Download Free CompTIA CySA+ CS0-002 Practice Test Questions, CompTIA CySA+ CS0-002 Exam Dumps
|CompTIA.test-king.CS0-002.v2023-11-05.by.theo.162q.vce||2||6.75 MB||Nov 12, 2023|
|CompTIA.braindumps.CS0-002.v2020-06-26.by.albie.25q.vce||3||244.66 KB||Oct 05, 2020|
Similar CompTIA Video Courses
Only Registered Members Can Download VCE Files or View Training Courses
Please fill out your email address below in order to Download VCE files or view Training Courses. Registration is Free and Easy - you simply need to provide an email address.

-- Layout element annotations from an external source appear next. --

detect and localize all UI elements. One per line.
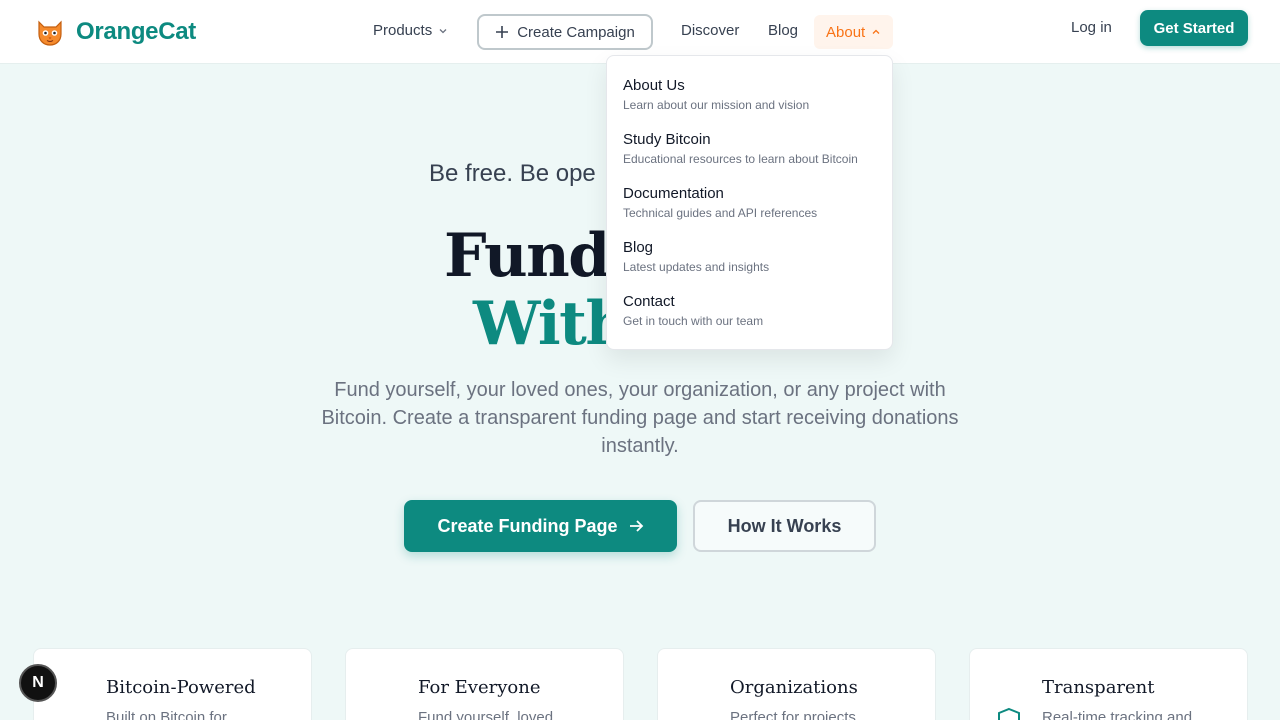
menu-item-title: Blog <box>623 239 654 256</box>
nav-discover[interactable]: Discover <box>681 22 739 39</box>
nav-about[interactable]: About <box>814 15 894 49</box>
feature-title: Organizations <box>730 677 858 698</box>
create-campaign-button[interactable]: Create Campaign <box>477 14 653 50</box>
menu-item-title: About Us <box>623 77 685 94</box>
plus-icon <box>496 26 509 38</box>
menu-item-about-us[interactable]: About Us Learn about our mission and vis… <box>623 76 876 130</box>
menu-item-documentation[interactable]: Documentation Technical guides and API r… <box>623 184 876 238</box>
about-dropdown-menu: About Us Learn about our mission and vis… <box>606 55 893 350</box>
feature-desc: Perfect for projects <box>730 709 856 720</box>
menu-item-blog[interactable]: Blog Latest updates and insights <box>623 238 876 292</box>
feature-desc: Built on Bitcoin for <box>106 709 227 720</box>
chevron-down-icon <box>439 28 447 33</box>
menu-item-title: Contact <box>623 293 675 310</box>
arrow-right-icon <box>629 520 643 532</box>
nav-about-label: About <box>826 23 866 41</box>
how-it-works-button[interactable]: How It Works <box>693 500 876 552</box>
feature-title: Bitcoin-Powered <box>106 677 256 698</box>
menu-item-desc: Get in touch with our team <box>623 314 764 328</box>
logo-text: OrangeCat <box>76 18 196 45</box>
cat-face-icon <box>38 20 62 46</box>
nav-products[interactable]: Products <box>373 22 448 39</box>
nav-products-label: Products <box>373 22 433 39</box>
nextjs-dev-badge[interactable]: N <box>19 664 57 702</box>
logo[interactable]: OrangeCat <box>34 16 196 48</box>
create-funding-page-button[interactable]: Create Funding Page <box>404 500 677 552</box>
login-link[interactable]: Log in <box>1071 19 1112 36</box>
feature-card-organizations: Organizations Perfect for projects <box>657 648 936 720</box>
shield-icon <box>998 707 1020 720</box>
hero-tagline: Be free. Be ope <box>429 160 596 187</box>
feature-desc: Real-time tracking and <box>1042 709 1193 720</box>
feature-title: Transparent <box>1042 677 1155 698</box>
feature-card-transparent: Transparent Real-time tracking and <box>969 648 1248 720</box>
menu-item-title: Study Bitcoin <box>623 131 711 148</box>
get-started-button[interactable]: Get Started <box>1140 10 1248 46</box>
menu-item-desc: Latest updates and insights <box>623 260 770 274</box>
menu-item-desc: Technical guides and API references <box>623 206 818 220</box>
feature-card-bitcoin: Bitcoin-Powered Built on Bitcoin for <box>33 648 312 720</box>
menu-item-contact[interactable]: Contact Get in touch with our team <box>623 292 876 346</box>
create-campaign-label: Create Campaign <box>517 23 635 41</box>
chevron-up-icon <box>872 29 880 34</box>
menu-item-title: Documentation <box>623 185 724 202</box>
hero-description: Fund yourself, your loved ones, your org… <box>321 379 959 457</box>
feature-desc: Fund yourself, loved <box>418 709 554 720</box>
menu-item-study-bitcoin[interactable]: Study Bitcoin Educational resources to l… <box>623 130 876 184</box>
hero-title-line2: With <box>473 289 629 359</box>
create-funding-page-label: Create Funding Page <box>437 515 618 536</box>
menu-item-desc: Educational resources to learn about Bit… <box>623 152 858 166</box>
nav-blog[interactable]: Blog <box>768 22 798 39</box>
feature-card-everyone: For Everyone Fund yourself, loved <box>345 648 624 720</box>
feature-title: For Everyone <box>418 677 541 698</box>
menu-item-desc: Learn about our mission and vision <box>623 98 810 112</box>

Log into your ExamCollection Account
Please Log In to download VCE file or view Training Course
Only registered Examcollection.com members can download vce files or view training courses.
SPECIAL OFFER: GET 10% OFF
Pass your Exam with ExamCollection's PREMIUM files!
SPECIAL OFFER: GET 10% OFF
Use Discount Code:
A confirmation link was sent to your e-mail.
Please check your mailbox for a message from firstname.lastname@example.org and follow the directions.
Download Free Demo of VCE Exam Simulator
Experience Avanset VCE Exam Simulator for yourself.
Simply submit your e-mail address below to get started with our interactive software demo of your free trial.